I giorni si trascinavano uno dopo l’altro, mentre Nancy faceva sonnellini nei campi aspettando i lanci, o lasciava che a guidare l’operazione fosse uno degli spagnoli per poter chiudere gli occhi qualche minuto, sempre con il Bren sulle ginocchia, mentre procedevano sobbalzando per le strade di campagna. Gli Alleati avevano ormai preso il controllo in Europa, ed era loro compito fare in modo che riuscissero a mantenerlo. Una volta spuntate le liste mandate da Londra, ne compilavano altre in modo autonomo, collaborando con i ferrovieri per far saltare motori e binari, e craterizzare ogni strada larga abbastanza da sopportare il passaggio di mezzi corazzati. Così le truppe erano costrette ad ammassarsi su camionette più piccole e più vulnerabili e loro potevano tendere imboscate con attacchi fulminei, prima di scomparire di nuovo nei boschi, lasciando la strada e i mezzi in fiamme, tra le urla dei feriti. Quando le armi sparavano, lei era viva, la mente perfettamente lucida. Invece, passato il pericolo, il suo corpo cessava di funzionare e si chiudeva alla realtà, e Nancy trascorreva le ore di inattività immersa in uno stato di intontimento.

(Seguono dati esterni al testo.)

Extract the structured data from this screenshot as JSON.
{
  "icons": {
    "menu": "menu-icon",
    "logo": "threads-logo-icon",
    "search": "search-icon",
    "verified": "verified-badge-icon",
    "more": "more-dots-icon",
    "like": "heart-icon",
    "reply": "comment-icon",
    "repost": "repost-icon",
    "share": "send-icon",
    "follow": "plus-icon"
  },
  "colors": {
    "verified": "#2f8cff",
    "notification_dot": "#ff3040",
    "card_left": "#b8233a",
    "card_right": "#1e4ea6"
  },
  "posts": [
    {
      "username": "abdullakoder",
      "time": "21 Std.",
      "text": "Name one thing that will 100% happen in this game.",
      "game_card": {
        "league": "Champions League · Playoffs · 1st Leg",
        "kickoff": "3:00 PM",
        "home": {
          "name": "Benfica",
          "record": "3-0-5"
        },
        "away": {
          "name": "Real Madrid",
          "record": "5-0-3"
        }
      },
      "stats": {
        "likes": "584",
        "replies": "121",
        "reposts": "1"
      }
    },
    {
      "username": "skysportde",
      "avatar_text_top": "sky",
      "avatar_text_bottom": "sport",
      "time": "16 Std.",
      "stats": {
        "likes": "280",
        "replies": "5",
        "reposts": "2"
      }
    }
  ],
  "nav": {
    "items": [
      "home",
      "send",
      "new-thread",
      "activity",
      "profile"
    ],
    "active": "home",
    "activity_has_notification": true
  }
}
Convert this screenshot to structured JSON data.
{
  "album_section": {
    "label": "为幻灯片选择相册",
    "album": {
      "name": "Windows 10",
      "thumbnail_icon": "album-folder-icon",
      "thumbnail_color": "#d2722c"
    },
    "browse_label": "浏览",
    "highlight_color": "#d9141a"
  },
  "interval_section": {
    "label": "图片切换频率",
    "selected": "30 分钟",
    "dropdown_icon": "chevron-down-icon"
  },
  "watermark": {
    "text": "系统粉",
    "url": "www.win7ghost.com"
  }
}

Naturalmente giravano molte voci sulle rappresaglie contro la popolazione civile. Molto tempo prima che Nancy ritornasse in Inghilterra, l’abitudine dei nazisti di uccidere gli ostaggi per vendicare le attività segrete del nemico era ben nota. All’inizio avevano finto di giustiziare i prigionieri politici, le staffette partigiane e i comunisti che già tenevano nelle loro prigioni, ma ormai qualsiasi pretesto, qualsiasi finzione, erano caduti. Forse i francesi all’inizio avevano pensato che in Francia le SS non si sarebbero comportate così. Non ci avevano creduto nemmeno quando, dopo l’assassinio del capo della Gestapo Heydrich, era giunta voce che due villaggi cecoslovacchi erano stati letteralmente annientati, uomini, donne e bambini. Quelle cose le facevano soltanto all’Est, si erano detti.

Adesso avevano tutte le prove di cui c’era bisogno. La rabbia inutile che le SS provavano scoprendo che il nemico si era nascosto tra le montagne e nelle valli si sfogava sulla popolazione locale, persone legate alla loro terra, con famiglie che non potevano scappare.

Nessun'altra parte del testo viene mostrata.